Abortion will remain legal in Wyoming after the state's Supreme Court delivered a landmark ruling, striking down a pair of restrictive laws that included the nation's first explicit ban on abortion pills.
Court Rules Bans Violate State Constitution
In a 4-1 decision handed down on Tuesday, 6th January 2026, the Wyoming Supreme Court found that the laws violated a state constitutional amendment. This amendment, approved by voters in 2012, guarantees competent adults the right to make their own healthcare decisions.
The justices sided with plaintiffs including the state's sole abortion clinic, Wellspring Health Access in Casper, the advocacy group Chelsea's Fund, and four women, two of whom are obstetricians. They argued successfully that the abortion bans infringed upon this constitutional right.
State attorneys had contended that abortion does not constitute healthcare, but the court rejected this argument. While acknowledging the amendment was not originally written with abortion in mind, the justices stated it was not their role to "add words" to the constitution.
Political Fallout and Future Challenges
The ruling overturns two key pieces of legislation passed after the U.S. Supreme Court's 2022 reversal of Roe v. Wade. One law sought to ban abortion entirely, with exceptions only for rape, incest, or to save the mother's life. The other was the pioneering explicit ban on medication abortion, or abortion pills.
Republican Governor Mark Gordon expressed disappointment and called on state lawmakers to act. He urged them to pass a proposed constitutional amendment banning abortion, which would then be put before voters in the autumn. "This ruling may settle, for now, a legal question, but it does not settle the moral one," Gordon stated.
Such an amendment would require a two-thirds vote in the Republican-dominated legislature to be considered during the upcoming budget session, where it is expected to find wide support.

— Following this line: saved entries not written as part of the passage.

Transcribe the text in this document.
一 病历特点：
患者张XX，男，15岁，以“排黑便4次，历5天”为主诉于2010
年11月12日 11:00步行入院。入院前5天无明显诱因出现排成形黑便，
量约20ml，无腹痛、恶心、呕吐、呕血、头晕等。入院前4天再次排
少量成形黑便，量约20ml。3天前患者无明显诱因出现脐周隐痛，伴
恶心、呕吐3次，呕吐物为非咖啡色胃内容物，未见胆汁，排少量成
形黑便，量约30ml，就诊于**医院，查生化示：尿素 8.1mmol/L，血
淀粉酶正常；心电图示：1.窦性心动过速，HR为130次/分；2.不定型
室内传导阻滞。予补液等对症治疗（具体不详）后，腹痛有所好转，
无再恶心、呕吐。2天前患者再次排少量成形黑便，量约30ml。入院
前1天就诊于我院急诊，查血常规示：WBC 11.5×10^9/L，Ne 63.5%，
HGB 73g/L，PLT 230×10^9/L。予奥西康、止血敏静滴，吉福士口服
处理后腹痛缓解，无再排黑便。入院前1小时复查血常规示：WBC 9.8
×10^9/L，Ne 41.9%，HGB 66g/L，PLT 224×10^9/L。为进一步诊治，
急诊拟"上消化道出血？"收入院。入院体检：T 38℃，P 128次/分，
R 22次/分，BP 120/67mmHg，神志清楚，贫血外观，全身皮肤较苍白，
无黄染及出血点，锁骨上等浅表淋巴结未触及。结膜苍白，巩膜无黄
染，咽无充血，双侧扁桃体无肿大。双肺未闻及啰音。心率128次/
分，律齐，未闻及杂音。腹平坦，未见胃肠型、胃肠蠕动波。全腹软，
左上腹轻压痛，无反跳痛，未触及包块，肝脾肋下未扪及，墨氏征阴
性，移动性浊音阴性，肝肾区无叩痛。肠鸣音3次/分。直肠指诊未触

Immediate and Ongoing Legal Landscape
Abortion access had been protected in Wyoming since 2022, when Teton County District Judge Melissa Owens initially blocked the laws. Judge Owens later formally struck them down as unconstitutional in 2024, a decision now upheld by the state's highest court.
The Supreme Court's decision also means separate laws passed last year—requiring clinics to be licensed as surgical centres and mandating ultrasounds before medication abortions—could technically take effect. However, a judge in a different lawsuit has currently blocked those provisions while that case proceeds.
Attorneys for both sides and representatives from Wellspring Health Access did not immediately respond to requests for comment following the ruling.